Deze wet is mede van toepassing op de openbare lichamen Bonaire, Sint Eustatius en Saba.
1. Het NLQF is een samenhangend geheel van kwalificatieniveaus die corresponderen met die van het EQF.
2. Bij of krachtens algemene maatregel van bestuur worden de NLQF-niveaus en hun relatie met de EQF-niveaus vastgesteld.
1. Bij algemene maatregel van bestuur wordt een rechtspersoon aangewezen als Nationaal coördinatiepunt NLQF.
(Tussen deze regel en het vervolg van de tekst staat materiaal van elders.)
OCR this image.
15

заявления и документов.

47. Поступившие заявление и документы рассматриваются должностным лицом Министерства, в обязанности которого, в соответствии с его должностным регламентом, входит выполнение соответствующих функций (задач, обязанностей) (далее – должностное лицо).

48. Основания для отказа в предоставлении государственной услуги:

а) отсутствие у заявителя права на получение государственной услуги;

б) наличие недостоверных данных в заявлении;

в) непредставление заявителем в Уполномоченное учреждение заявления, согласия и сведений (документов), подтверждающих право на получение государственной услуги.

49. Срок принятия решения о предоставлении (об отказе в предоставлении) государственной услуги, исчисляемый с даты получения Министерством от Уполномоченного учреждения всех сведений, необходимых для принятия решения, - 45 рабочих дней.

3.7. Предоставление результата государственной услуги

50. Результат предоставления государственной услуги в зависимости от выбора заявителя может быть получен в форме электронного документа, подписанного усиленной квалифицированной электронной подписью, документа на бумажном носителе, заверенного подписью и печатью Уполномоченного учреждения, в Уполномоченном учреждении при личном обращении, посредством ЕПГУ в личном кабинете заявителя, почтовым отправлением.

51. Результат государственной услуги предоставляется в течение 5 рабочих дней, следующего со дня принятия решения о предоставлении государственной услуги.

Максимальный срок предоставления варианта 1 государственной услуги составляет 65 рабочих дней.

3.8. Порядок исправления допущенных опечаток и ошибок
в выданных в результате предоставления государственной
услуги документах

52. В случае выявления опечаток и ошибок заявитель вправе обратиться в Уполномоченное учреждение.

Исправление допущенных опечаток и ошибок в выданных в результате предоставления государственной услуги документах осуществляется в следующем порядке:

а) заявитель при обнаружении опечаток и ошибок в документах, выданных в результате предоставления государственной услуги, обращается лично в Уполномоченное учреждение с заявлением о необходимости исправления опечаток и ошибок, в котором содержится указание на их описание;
2. Het Nationaal coördinatiepunt NLQF heeft tot taak:
a. het op aanvraag vaststellen van het NLQF-niveau van een non-formele opleiding;
b. het beheren van een openbaar register van non-formele opleidingen waarvoor op grond van artikel 3.1 een NLQF-niveau is vastgesteld;
c. het verstrekken van informatie over het NLQF en het EQF; en
d. het onderhoud en het beheer van het NLQF en het bijdragen aan de ontwikkeling van het EQF.
3. Indien het Nationaal coördinatiepunt NLQF vaststelt dat niet langer wordt voldaan aan de voorwaarden op grond waarvan het NLQF-niveau van een non-formele opleiding is vastgesteld, kan het Nationaal coördinatiepunt NLQF het besluit tot vaststelling van het NLQF-niveau van die non-formele opleiding intrekken.
4. Wijzigingen in de statuten van het Nationaal coördinatiepunt NLQF behoeven de goedkeuring van Onze Minister.
5. Onze Minister verstrekt het Nationaal coördinatiepunt NLQF subsidie voor de taken, genoemd in dit artikel. Bij ministeriële regeling worden nadere regels gesteld voor die verstrekking.
6. De voordracht voor een krachtens het eerste lid vast te stellen algemene maatregel van bestuur wordt niet eerder gedaan dan vier weken nadat het ontwerp aan beide Kamers der Staten-Generaal is overgelegd.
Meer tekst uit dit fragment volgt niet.